Se várias Repúblicas andavam à lebre ao mesmo tempo, o problema passava para as cozinheiras, que teriam de fazer mais comida com o mesmo conduto, que onde comem oito também comem nove ou dez, desde que não se fuja muito das arrozadas. Todos passavam a comer um pouco pior para que todos pudessem continuar a comer. A solidariedade sempre foi uma qualidade do nosso povo e também não era negada entre os estudantes.
O que eu não entendia, na altura, era porque se chamava «andar à lebre», quando lebre era coisa que nem vê-la; e o coelho, se o havia, andava bem escondido por debaixo do arroz ou das batatas. Mas o termo era já corrente nos tempos de Antão de Vasconcelos, estudante brasileiro que cursou Direito entre 1860 e 1865 e que escreveu mais tarde as célebres Memórias do Mata-Carochas.

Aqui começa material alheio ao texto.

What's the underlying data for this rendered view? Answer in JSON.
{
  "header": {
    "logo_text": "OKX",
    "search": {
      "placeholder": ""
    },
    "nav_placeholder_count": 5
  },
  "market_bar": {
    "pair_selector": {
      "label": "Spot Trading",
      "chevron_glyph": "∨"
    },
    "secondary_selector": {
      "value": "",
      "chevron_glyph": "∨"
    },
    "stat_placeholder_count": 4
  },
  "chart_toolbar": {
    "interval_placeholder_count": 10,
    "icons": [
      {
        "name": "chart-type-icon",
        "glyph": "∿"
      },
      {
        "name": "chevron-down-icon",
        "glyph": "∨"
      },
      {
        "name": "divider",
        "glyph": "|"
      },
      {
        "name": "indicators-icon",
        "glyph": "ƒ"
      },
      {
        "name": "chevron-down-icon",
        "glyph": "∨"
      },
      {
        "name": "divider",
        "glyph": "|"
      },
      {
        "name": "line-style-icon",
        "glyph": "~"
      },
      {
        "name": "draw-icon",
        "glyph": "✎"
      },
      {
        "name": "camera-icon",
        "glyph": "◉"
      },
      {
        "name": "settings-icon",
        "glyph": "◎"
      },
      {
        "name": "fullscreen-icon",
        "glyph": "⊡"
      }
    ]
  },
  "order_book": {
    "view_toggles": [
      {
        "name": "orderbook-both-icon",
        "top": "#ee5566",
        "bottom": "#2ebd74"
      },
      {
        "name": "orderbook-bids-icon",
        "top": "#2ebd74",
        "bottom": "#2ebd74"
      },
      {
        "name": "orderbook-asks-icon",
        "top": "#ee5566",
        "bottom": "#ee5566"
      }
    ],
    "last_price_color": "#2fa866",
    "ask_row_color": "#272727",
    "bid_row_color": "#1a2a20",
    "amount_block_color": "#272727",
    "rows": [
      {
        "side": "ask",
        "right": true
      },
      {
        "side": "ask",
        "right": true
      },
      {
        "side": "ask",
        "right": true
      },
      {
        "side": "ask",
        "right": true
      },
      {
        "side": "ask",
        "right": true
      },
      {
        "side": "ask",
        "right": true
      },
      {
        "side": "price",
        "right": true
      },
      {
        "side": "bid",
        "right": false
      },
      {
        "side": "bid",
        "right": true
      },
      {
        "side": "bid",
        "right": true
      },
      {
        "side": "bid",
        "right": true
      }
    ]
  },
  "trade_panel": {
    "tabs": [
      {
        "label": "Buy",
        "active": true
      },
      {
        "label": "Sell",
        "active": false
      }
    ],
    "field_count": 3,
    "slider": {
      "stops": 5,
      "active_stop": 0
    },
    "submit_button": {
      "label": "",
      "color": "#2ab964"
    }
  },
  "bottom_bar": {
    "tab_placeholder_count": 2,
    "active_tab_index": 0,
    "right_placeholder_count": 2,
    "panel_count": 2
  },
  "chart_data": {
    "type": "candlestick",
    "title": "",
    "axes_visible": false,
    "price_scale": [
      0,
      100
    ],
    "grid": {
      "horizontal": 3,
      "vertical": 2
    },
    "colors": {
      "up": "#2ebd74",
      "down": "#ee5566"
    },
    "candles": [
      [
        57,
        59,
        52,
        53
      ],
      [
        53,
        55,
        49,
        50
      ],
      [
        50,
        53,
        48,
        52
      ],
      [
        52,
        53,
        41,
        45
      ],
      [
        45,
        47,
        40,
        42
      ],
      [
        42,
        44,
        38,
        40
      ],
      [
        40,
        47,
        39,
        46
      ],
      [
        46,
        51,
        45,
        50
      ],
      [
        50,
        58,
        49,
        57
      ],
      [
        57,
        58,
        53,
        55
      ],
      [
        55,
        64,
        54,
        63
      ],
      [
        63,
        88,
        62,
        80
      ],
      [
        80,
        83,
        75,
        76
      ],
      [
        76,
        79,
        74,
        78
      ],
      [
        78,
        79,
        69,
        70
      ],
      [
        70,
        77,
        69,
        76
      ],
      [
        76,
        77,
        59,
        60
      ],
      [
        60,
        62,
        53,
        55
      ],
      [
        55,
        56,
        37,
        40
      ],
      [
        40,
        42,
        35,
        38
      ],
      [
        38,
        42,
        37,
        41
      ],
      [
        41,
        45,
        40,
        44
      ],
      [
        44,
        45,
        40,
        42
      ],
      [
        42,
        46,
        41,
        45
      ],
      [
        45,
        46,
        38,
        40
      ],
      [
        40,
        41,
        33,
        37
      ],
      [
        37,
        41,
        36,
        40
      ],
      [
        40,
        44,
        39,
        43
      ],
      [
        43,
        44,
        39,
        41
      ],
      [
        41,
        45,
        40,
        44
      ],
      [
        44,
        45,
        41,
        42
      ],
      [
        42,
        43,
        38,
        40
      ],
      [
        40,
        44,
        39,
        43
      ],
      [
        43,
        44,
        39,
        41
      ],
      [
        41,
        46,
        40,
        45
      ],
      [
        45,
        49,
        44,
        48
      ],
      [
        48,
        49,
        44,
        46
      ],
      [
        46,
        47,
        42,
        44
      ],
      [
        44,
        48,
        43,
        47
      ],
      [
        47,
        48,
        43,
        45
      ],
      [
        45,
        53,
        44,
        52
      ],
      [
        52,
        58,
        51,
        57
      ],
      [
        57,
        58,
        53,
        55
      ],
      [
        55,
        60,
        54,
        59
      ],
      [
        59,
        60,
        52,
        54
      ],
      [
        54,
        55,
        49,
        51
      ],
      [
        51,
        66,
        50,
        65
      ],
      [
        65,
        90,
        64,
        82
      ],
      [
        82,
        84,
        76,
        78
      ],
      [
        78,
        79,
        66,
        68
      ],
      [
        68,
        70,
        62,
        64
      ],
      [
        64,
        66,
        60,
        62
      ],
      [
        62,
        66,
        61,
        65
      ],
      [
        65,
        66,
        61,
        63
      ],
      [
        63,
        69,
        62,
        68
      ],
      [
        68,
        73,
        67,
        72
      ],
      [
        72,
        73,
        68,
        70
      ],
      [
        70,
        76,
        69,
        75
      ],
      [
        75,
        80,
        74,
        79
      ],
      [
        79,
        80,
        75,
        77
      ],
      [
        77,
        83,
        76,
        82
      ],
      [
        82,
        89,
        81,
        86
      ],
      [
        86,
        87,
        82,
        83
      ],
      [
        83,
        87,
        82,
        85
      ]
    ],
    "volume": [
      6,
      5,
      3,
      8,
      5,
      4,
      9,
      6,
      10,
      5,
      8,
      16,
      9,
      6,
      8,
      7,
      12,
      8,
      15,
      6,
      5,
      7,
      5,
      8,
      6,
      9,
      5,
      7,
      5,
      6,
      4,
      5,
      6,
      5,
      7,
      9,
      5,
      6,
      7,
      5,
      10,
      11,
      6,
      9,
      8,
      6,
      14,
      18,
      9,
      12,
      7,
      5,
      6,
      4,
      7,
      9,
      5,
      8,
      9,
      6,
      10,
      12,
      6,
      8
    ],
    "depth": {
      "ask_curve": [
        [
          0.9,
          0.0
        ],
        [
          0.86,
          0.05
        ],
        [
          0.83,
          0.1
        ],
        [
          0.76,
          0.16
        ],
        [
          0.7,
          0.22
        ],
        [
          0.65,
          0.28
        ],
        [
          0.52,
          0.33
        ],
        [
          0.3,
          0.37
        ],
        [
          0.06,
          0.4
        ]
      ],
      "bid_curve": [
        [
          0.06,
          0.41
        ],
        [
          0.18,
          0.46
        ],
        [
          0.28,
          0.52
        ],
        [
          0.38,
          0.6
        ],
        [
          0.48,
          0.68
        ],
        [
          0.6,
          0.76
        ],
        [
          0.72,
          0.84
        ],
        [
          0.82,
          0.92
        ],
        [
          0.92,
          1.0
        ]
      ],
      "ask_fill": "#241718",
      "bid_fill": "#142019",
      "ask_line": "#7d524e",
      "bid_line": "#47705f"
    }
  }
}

Segundo o Mata-Carochas, quando o estudante por estroina, jogador ou vagabundo perde as mesadas, que vai rebatendo, ou a família lhas suspende por castigo ou por pobreza, vê-se ele na contingência de empenhar ou vender tudo o que tem, a própria cama, e assim fica «à pauperibus», como ali se diz. Então, explora as repúblicas amigas, almoçando aqui, ceando acolá, dormindo com alguns amigos ou algures embrulhado na capa, até que melhorem os tempos e sopre a bonança. Este estado é ali denominado – «andar à lebre».

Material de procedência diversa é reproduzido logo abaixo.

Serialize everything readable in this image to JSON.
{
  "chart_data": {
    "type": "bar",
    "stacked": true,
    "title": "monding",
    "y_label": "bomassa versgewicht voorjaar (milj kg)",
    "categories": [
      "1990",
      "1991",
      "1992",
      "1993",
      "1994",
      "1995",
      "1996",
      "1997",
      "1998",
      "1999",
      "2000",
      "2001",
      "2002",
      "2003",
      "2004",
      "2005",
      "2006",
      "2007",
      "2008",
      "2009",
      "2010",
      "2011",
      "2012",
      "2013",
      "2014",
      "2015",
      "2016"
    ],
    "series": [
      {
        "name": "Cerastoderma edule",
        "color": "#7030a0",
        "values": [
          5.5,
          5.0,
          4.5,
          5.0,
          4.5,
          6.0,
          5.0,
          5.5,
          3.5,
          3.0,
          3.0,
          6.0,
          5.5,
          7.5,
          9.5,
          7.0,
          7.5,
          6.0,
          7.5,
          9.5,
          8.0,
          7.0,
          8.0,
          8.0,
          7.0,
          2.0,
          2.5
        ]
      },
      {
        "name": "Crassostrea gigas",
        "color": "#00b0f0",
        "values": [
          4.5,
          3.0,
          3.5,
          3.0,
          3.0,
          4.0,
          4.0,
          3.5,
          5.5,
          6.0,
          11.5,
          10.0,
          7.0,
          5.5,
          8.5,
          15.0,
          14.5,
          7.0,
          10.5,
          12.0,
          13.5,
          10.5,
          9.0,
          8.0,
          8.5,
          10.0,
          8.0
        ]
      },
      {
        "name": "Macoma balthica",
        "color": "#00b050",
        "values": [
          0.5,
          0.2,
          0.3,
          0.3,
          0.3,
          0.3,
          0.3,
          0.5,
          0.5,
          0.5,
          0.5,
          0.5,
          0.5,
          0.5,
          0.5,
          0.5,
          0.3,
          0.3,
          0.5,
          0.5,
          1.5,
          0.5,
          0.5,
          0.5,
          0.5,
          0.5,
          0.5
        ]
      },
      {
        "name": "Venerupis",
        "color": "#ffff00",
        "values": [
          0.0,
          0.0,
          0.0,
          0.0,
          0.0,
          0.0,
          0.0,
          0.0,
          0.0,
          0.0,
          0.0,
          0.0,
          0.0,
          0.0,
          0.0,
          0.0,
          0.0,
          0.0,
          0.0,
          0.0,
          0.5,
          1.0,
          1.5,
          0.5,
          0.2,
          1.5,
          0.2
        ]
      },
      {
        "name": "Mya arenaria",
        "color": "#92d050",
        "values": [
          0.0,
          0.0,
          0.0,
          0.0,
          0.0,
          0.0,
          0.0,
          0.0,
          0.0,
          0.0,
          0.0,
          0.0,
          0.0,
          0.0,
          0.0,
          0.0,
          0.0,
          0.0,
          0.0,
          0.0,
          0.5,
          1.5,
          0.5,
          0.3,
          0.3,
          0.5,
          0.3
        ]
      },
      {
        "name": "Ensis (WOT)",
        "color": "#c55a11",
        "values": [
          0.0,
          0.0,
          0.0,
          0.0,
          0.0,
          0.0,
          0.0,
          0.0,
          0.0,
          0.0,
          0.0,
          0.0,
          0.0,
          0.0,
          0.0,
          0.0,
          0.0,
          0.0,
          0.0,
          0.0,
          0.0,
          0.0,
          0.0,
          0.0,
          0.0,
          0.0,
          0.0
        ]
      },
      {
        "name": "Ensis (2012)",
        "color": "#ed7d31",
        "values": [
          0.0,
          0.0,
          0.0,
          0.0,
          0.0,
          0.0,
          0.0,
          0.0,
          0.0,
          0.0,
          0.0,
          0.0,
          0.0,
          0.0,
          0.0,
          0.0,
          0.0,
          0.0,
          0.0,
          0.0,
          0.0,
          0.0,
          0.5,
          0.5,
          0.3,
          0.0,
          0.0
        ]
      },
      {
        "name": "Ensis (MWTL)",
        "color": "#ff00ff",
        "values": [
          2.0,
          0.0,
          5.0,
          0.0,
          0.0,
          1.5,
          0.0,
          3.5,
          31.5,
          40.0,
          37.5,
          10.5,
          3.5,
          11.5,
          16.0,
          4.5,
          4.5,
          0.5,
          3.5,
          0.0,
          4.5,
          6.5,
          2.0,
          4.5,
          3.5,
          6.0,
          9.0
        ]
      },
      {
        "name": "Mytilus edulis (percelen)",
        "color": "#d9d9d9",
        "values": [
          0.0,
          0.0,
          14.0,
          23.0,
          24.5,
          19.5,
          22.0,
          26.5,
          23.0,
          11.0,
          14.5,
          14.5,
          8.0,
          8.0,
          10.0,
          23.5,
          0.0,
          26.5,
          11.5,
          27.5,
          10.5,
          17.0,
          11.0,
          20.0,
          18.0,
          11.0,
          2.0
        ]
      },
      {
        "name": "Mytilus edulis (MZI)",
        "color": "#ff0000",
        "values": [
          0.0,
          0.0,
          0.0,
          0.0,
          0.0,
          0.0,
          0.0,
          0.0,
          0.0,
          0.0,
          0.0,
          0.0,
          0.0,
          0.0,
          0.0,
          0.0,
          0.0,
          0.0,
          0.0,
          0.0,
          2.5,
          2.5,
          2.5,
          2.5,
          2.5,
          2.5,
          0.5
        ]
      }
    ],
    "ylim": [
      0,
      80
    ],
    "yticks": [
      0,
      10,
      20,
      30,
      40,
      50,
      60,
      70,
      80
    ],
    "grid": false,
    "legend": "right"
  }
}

E Amílcar Ferreira de Castro, em A Gíria dos Estudantes de Coimbra, adianta uma explicação plausível para a expressão «andar à lebre»: acção semelhante à do caçador que para caçar a lebre tem de percorrer muitos lugares. Temos, assim, que, em tempos que já não são os meus, se chamava «caçador» ao estudante que andava à lebre.

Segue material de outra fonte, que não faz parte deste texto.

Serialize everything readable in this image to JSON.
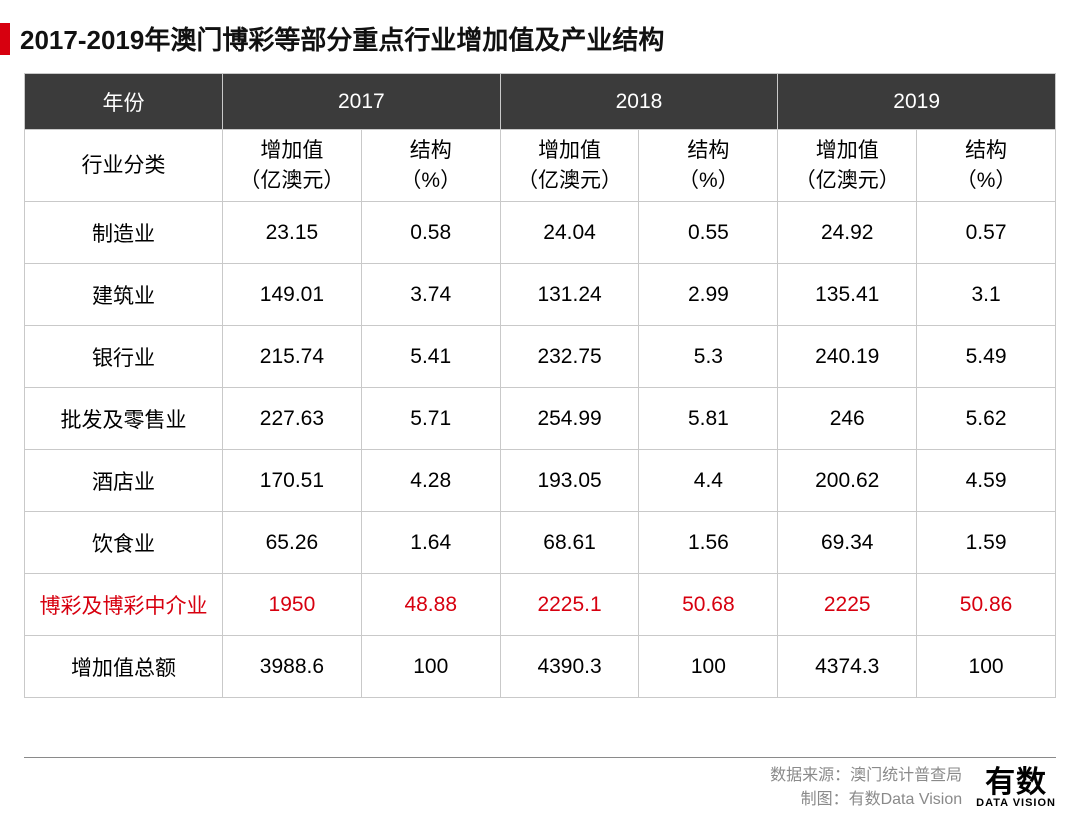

Voltando ao Mata-Carochas, num capítulo do livro dedicado à Associação Filantrópico-Académica (lembram-se dela?), podemos ler:
Quando chegava ao conhecimento da Associação que algum companheiro «andava à lebre», mandava-lhe pequena quantia e logo abria uma subscrição, sem nunca declinar o nome do «caçador». Era assim:
Um pegava no gorro, abeirava-se dos grupos ao cavaco e dizia:
«Oh, coisas; deitai aqui o que quiserdes.» Toda a gente dava, isto é, largava dentro do gorro o que queria ou podia.
Feita a colecta, embrulhava-se a quantia em um papel; espreitava-se o tipo e logo que era encontrado o portador, descia o gorro pela cara abaixo, mascarando-se, e entregava-lhe o embrulho sem balbuciar palavra; se o sujeito tinha ponto certo, depositava-se no lugar para lhe ser entregue e, logo que saía o portador, entrava outro a vigiar a pontualidade da entrega, de forma a não haver burla ou ladroeira do depositário.
O «caçador» não sabia quem lho dava e os académicos não sabiam para quem davam, mas sabiam a que fim se destinava.
Sábado de manhã, ao passar os olhos pelo Expresso, chamou-me a atenção uma notícia: «Estudantes de Aveiro e Algarve lançam campanhas de recolha de alimentos para colegas em dificuldades». A notícia conta que naquelas Universidades foram montados locais de recolha onde os estudantes colocam bens alimentares essenciais que são depois distribuídos aos alunos que se encontram em dificuldade. E esclarece que, na Universidade de Aveiro, para preservar a identidade dos estudantes, a distribuição será assegurada pelo gabinete pedagógico da UA, a única entidade que conhece quem pediu ajuda. Tal como no tempo de Antão de Vasconcelos, o dar sem saber para quem, embora conhecendo o fim, e o respeito pela identidade de quem é ajudado.
Sábado à tarde fui ao supermercado. Estava a decorrer a recolha do Banco Alimentar contra a Fome. Abeirou-se de mim um jovem que me disse, simplesmente – O que quiser dar. O jovem não vinha de capa e batina mas o gesto era igual ao que vem referido nas Memórias do Mata-Carochas. Só que em vez de me estender um gorro de pano preto me entregou um saco de plástico branco.